Het Muziektheater, Amsterdam
June 11, 2016
The Transatlantic title is justified in celebrating the inclusion of Het Nationale’s first Justin Peck ballet. However, the mainstay of the programme is the revival of David Dawson’s Overture written for the company in 2013. Amsterdam is where Dawson cut his choreographic teeth and this company, together with Dresden Semperoper, are probably the best exponents of his work.
Overture is inspired by lines from T.S. Eliot’s The Four Quartets: the ‘not known’, ‘through the unknown’ and finally coming to ‘know the place for the first time’. It is a choreographic exploration of ideas that operates at the limits of endurance, pushing barriers to reach Nirvana or whatever is the dancers’ heaven.
Dawson skilfully structures the dance to Szymon Brzóska’s complex rhythms shaping the patterns and numbers, shifting the dynamics from lyrical – the women, kneeling in a line, creating calligraphy in hand patterns in the air – to the fiercest of male aerial competition. But Overture dispenses with clichéd gender divisions as each individual finds their strength.
To see Sasha Mukhamedov skid across the stage on the edge of her pointes is to see ballet driven at high speed into the twenty-first century. Ballet, where the beauty so often finds expression in poise and constraint, is let off the lead. The beauty is still there, but now constantly in motion, off-centre and edgy. The physical prowess of the dancers is eye watering; Michaela DePrince hits a classical position in the midst of an athletic leap, Edo Wijnen extends an arabesque beyond the possible and Jingjing Mao and Vito Mazzeo were simply gorgeous. The cast featured dancers from principals to first year Junior Company members, all pulling together with no visible joins.

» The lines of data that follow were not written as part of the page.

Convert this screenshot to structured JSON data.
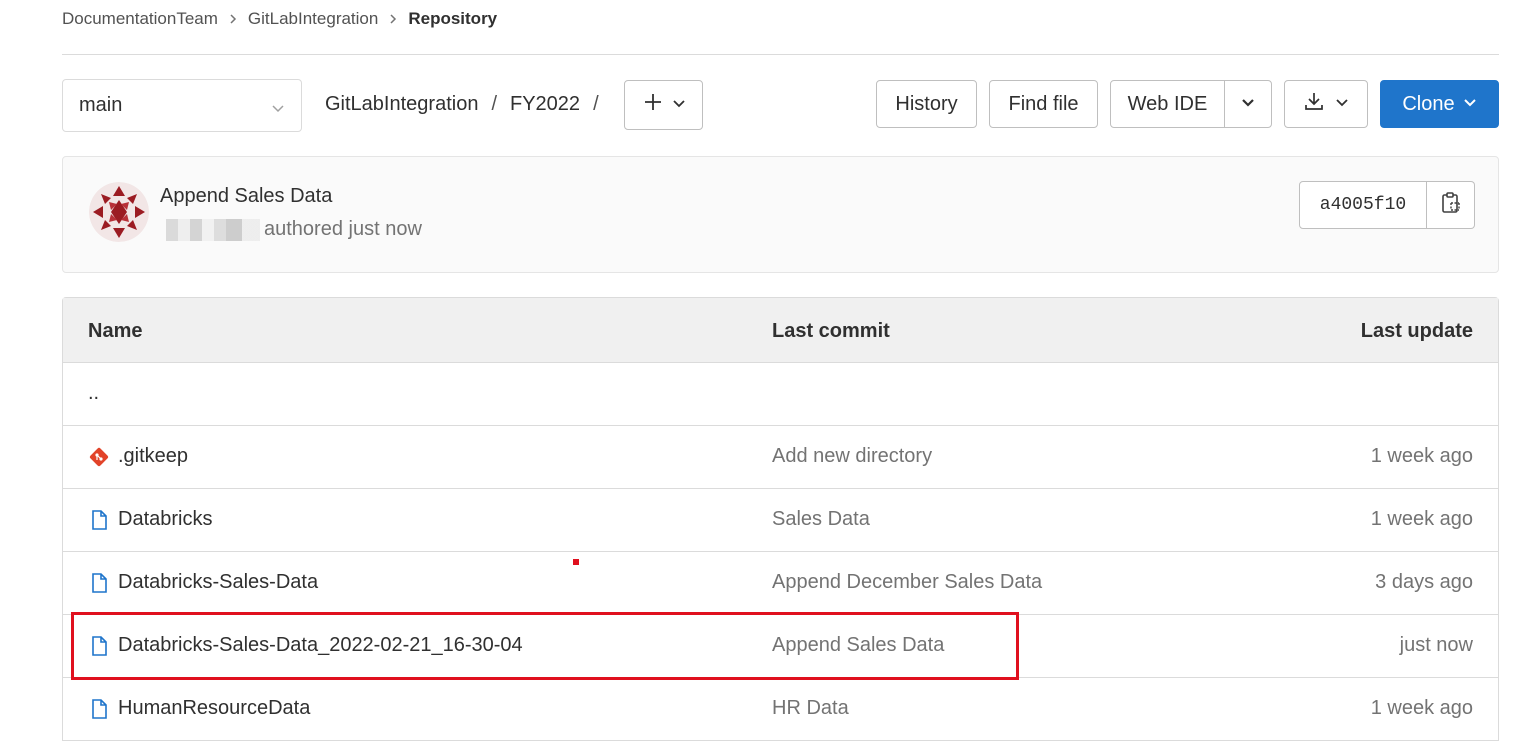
{
  "breadcrumb": {
    "items": [
      "DocumentationTeam",
      "GitLabIntegration"
    ],
    "current": "Repository"
  },
  "branch": {
    "selected": "main"
  },
  "path": {
    "segments": [
      "GitLabIntegration",
      "FY2022"
    ],
    "separator": "/"
  },
  "toolbar": {
    "history_label": "History",
    "findfile_label": "Find file",
    "webide_label": "Web IDE",
    "clone_label": "Clone"
  },
  "last_commit": {
    "title": "Append Sales Data",
    "meta": "authored just now",
    "sha": "a4005f10"
  },
  "table": {
    "headers": {
      "name": "Name",
      "commit": "Last commit",
      "update": "Last update"
    },
    "parent": "..",
    "rows": [
      {
        "name": ".gitkeep",
        "icon": "git-file-icon",
        "commit": "Add new directory",
        "updated": "1 week ago"
      },
      {
        "name": "Databricks",
        "icon": "file-icon",
        "commit": "Sales Data",
        "updated": "1 week ago"
      },
      {
        "name": "Databricks-Sales-Data",
        "icon": "file-icon",
        "commit": "Append December Sales Data",
        "updated": "3 days ago"
      },
      {
        "name": "Databricks-Sales-Data_2022-02-21_16-30-04",
        "icon": "file-icon",
        "commit": "Append Sales Data",
        "updated": "just now"
      },
      {
        "name": "HumanResourceData",
        "icon": "file-icon",
        "commit": "HR Data",
        "updated": "1 week ago"
      }
    ]
  },
  "colors": {
    "accent": "#1f75cb",
    "highlight": "#e0101e",
    "git_icon": "#e24329",
    "file_icon": "#1f75cb"
  }
}
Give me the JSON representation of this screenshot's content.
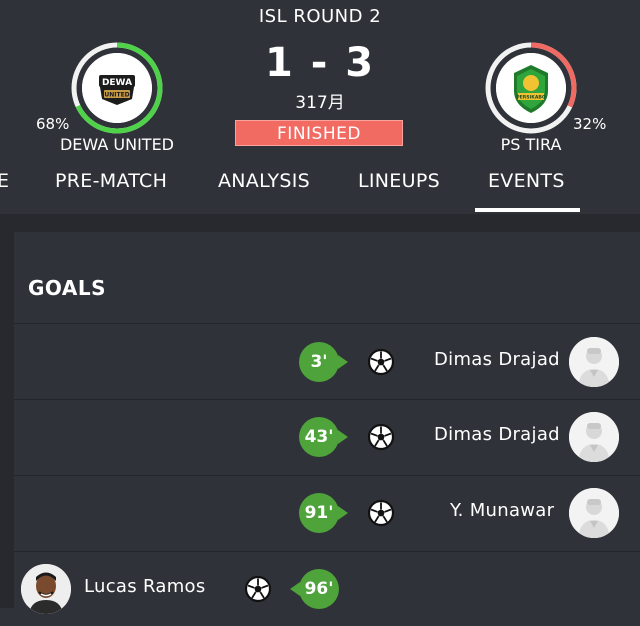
{
  "match": {
    "round": "ISL ROUND 2",
    "score": "1 - 3",
    "date": "317月",
    "status": "FINISHED"
  },
  "home": {
    "name": "DEWA UNITED",
    "pct_label": "68%",
    "pct": 0.68,
    "logo_text_top": "DEWA",
    "logo_text_bottom": "UNITED"
  },
  "away": {
    "name": "PS TIRA",
    "pct_label": "32%",
    "pct": 0.32,
    "logo_text": "PERSIKABO"
  },
  "tabs": [
    {
      "label": "E"
    },
    {
      "label": "PRE-MATCH"
    },
    {
      "label": "ANALYSIS"
    },
    {
      "label": "LINEUPS"
    },
    {
      "label": "EVENTS",
      "active": true
    }
  ],
  "goals": {
    "title": "GOALS",
    "events": [
      {
        "minute": "3'",
        "player": "Dimas Drajad",
        "side": "away"
      },
      {
        "minute": "43'",
        "player": "Dimas Drajad",
        "side": "away"
      },
      {
        "minute": "91'",
        "player": "Y. Munawar",
        "side": "away"
      },
      {
        "minute": "96'",
        "player": "Lucas Ramos",
        "side": "home"
      }
    ]
  },
  "colors": {
    "ring_home": "#4fd24a",
    "ring_away": "#ef6a63",
    "ring_track": "#f2f2f2",
    "badge_green": "#4ea33a",
    "status_red": "#f26b63"
  }
}
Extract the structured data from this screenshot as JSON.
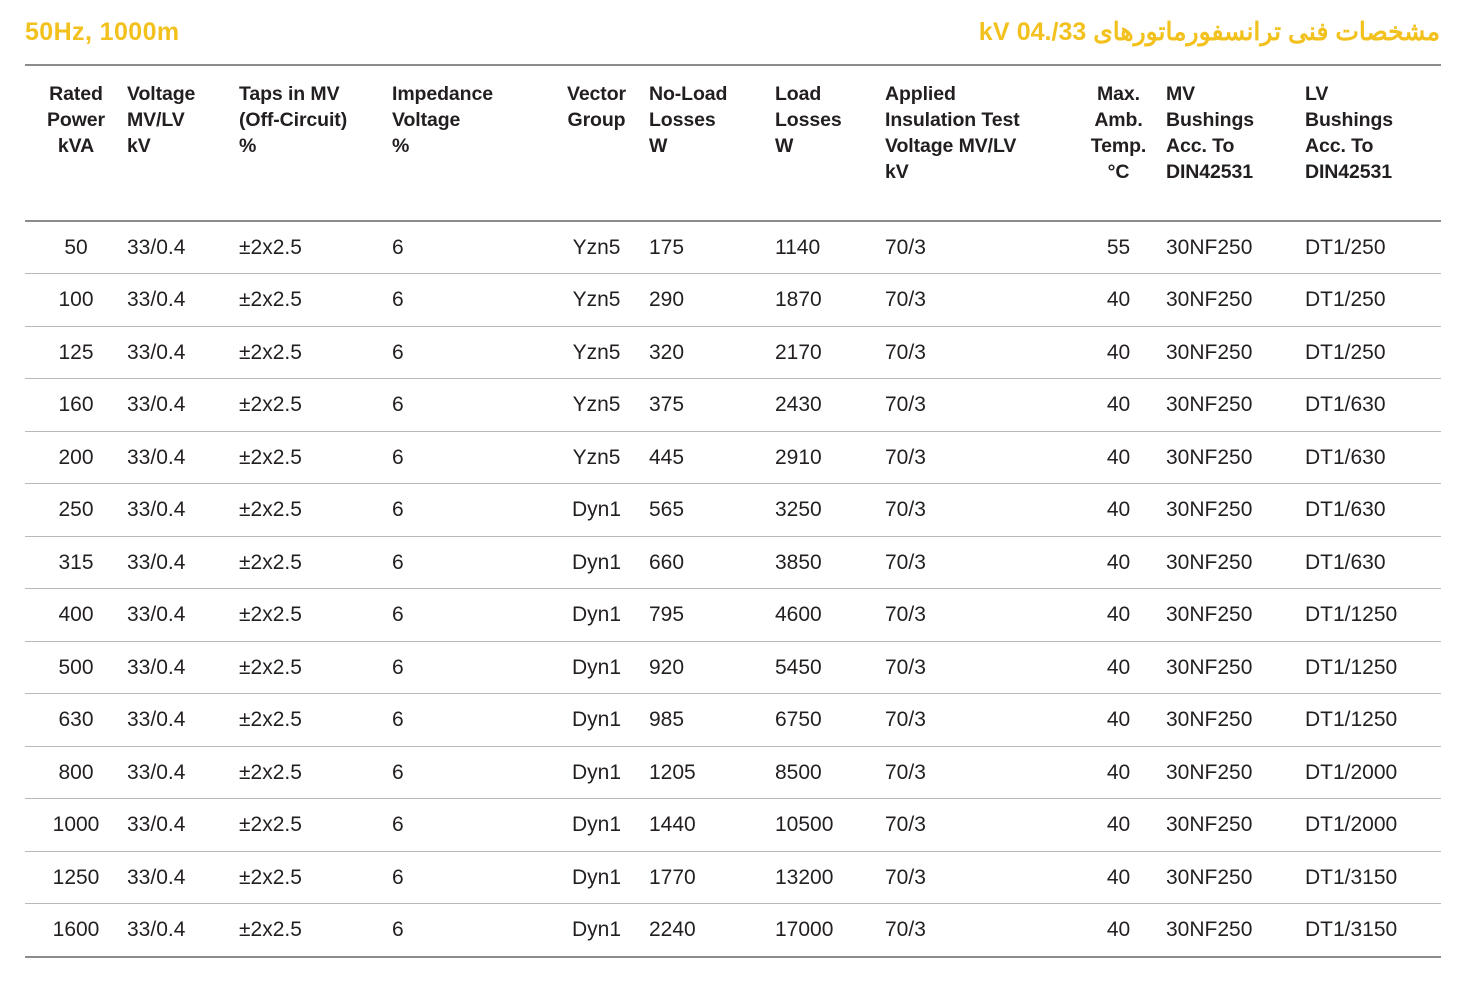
{
  "title": {
    "left": "50Hz,  1000m",
    "right": "مشخصات فنی ترانسفورماتورهای   33/.04 kV",
    "accent_color": "#f2c11e"
  },
  "table": {
    "columns": [
      {
        "key": "rated_power",
        "header": "Rated\nPower\nkVA",
        "align": "center"
      },
      {
        "key": "voltage",
        "header": "Voltage\nMV/LV\nkV",
        "align": "left"
      },
      {
        "key": "taps_mv",
        "header": "Taps in MV\n(Off-Circuit)\n%",
        "align": "left"
      },
      {
        "key": "impedance",
        "header": "Impedance\nVoltage\n%",
        "align": "left"
      },
      {
        "key": "vector_group",
        "header": "Vector\nGroup",
        "align": "center"
      },
      {
        "key": "no_load",
        "header": "No-Load\nLosses\nW",
        "align": "left"
      },
      {
        "key": "load_losses",
        "header": "Load\nLosses\nW",
        "align": "left"
      },
      {
        "key": "applied_test",
        "header": "Applied\nInsulation Test\nVoltage MV/LV\nkV",
        "align": "left"
      },
      {
        "key": "max_temp",
        "header": "Max.\nAmb.\nTemp.\n°C",
        "align": "center"
      },
      {
        "key": "mv_bushings",
        "header": "MV\nBushings\nAcc. To\nDIN42531",
        "align": "left"
      },
      {
        "key": "lv_bushings",
        "header": "LV\nBushings\nAcc. To\nDIN42531",
        "align": "left"
      }
    ],
    "rows": [
      [
        "50",
        "33/0.4",
        "±2x2.5",
        "6",
        "Yzn5",
        "175",
        "1140",
        "70/3",
        "55",
        "30NF250",
        "DT1/250"
      ],
      [
        "100",
        "33/0.4",
        "±2x2.5",
        "6",
        "Yzn5",
        "290",
        "1870",
        "70/3",
        "40",
        "30NF250",
        "DT1/250"
      ],
      [
        "125",
        "33/0.4",
        "±2x2.5",
        "6",
        "Yzn5",
        "320",
        "2170",
        "70/3",
        "40",
        "30NF250",
        "DT1/250"
      ],
      [
        "160",
        "33/0.4",
        "±2x2.5",
        "6",
        "Yzn5",
        "375",
        "2430",
        "70/3",
        "40",
        "30NF250",
        "DT1/630"
      ],
      [
        "200",
        "33/0.4",
        "±2x2.5",
        "6",
        "Yzn5",
        "445",
        "2910",
        "70/3",
        "40",
        "30NF250",
        "DT1/630"
      ],
      [
        "250",
        "33/0.4",
        "±2x2.5",
        "6",
        "Dyn1",
        "565",
        "3250",
        "70/3",
        "40",
        "30NF250",
        "DT1/630"
      ],
      [
        "315",
        "33/0.4",
        "±2x2.5",
        "6",
        "Dyn1",
        "660",
        "3850",
        "70/3",
        "40",
        "30NF250",
        "DT1/630"
      ],
      [
        "400",
        "33/0.4",
        "±2x2.5",
        "6",
        "Dyn1",
        "795",
        "4600",
        "70/3",
        "40",
        "30NF250",
        "DT1/1250"
      ],
      [
        "500",
        "33/0.4",
        "±2x2.5",
        "6",
        "Dyn1",
        "920",
        "5450",
        "70/3",
        "40",
        "30NF250",
        "DT1/1250"
      ],
      [
        "630",
        "33/0.4",
        "±2x2.5",
        "6",
        "Dyn1",
        "985",
        "6750",
        "70/3",
        "40",
        "30NF250",
        "DT1/1250"
      ],
      [
        "800",
        "33/0.4",
        "±2x2.5",
        "6",
        "Dyn1",
        "1205",
        "8500",
        "70/3",
        "40",
        "30NF250",
        "DT1/2000"
      ],
      [
        "1000",
        "33/0.4",
        "±2x2.5",
        "6",
        "Dyn1",
        "1440",
        "10500",
        "70/3",
        "40",
        "30NF250",
        "DT1/2000"
      ],
      [
        "1250",
        "33/0.4",
        "±2x2.5",
        "6",
        "Dyn1",
        "1770",
        "13200",
        "70/3",
        "40",
        "30NF250",
        "DT1/3150"
      ],
      [
        "1600",
        "33/0.4",
        "±2x2.5",
        "6",
        "Dyn1",
        "2240",
        "17000",
        "70/3",
        "40",
        "30NF250",
        "DT1/3150"
      ]
    ]
  }
}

Eno Henze’s set comprises 16 LED tubes starting in horizontal lines like neon ceiling lights and finishing vertical, replacing the dancers in neat corps de ballet lines. In between they float and fly, through many variations on themes of order and chaos matching the dance. The monochrome set finds a brilliant contrast in Yumiko Takeshima’s neon hued geometric tops, it is a ballet that fires on all artistic cylinders.
Justin Peck’s Year of the Rabbit is as appealing as its fluffy namesake. This young choreographer, he was only 25 when he wrote the work in 2012, has a strong NYCB pedigree and has obviously learnt from the master as the ballet is expertly structured and draws on a broad dance vocabulary. Added to this, he brings a new perspective to old routines finding interesting links between the many diverse sections, leaving endings and beginnings fluid and informal while giving plenty of opportunity for the dancers to shine.
Remi Wörtmeyer, never one to miss a trick, positively scintillates in his brief solo and together with Anna Tsygankova, who can make poetry out of a developpe, they enjoy a modern off-key duet. A gentler twosome for Erica Horwood and Jozef Varga was performed with great warmth by the pair and softened with wrapping arms. Horwood has a distinctive quality: tender, unsentimental, and appealing just right for the role. Qian Liu takes on the role of joker in the pack bursting with enthusiasm and loving Peck’s quirky humorous style. The music by Sufjan Stevens also has modern appeal and together with neat blue costumes, complete a very successful package. What’s not to like?
Ernst Meisner’s Merge was one of the delights of the evening. The coupling of Igone de Jongh, who holds the unquestionable position of leading Dutch ballerina, with the rising talent of Martin ten Kortenaar fresh from the Young Company, was always going to be interesting but Meisner made this brief duet so much more. In the structured relationship between the pair, the space between the two bodies tells at least as much as the contact does. This is Hans van Manen territory but Meisner makes it his own and finds his true voice. It’s gentler, not without its own irony, and the result makes very rewarding viewing.
The costumes, by top fashion designer, Jan Taminiau, were startlingly original. A fashion dress for De Jongh and something nearer dancewear for Ten Kortenaar but they worked surprisingly well. Ten Kortenaar was on brilliant form and de Jongh, cool and sophisticated, was perfect. It will be interesting to see how it works with a different cast.
English choreographer, George Williamson teamed up with Irish composer Donnacha Dennehy to take ballet to an industrial wasteland in Crane. The look is grey and gritty; metallic unitards, with harsh mask-like makeup adding to the alienation. After a strong opening, and possibly because of the grey smoky atmosphere, the ensemble work seemed chaotic and lacked clarity, despite interesting partnering. However, it found a stronger voice in the smaller groups of twos and threes. In a strong cast Suzanna Kaic made her mark: a powerful and dynamic dancer who is hard to miss while Jessica Xuan brought welcome warmth. It was a tough call for a young choreographer to be in this high power programme but another positive step in the learning process.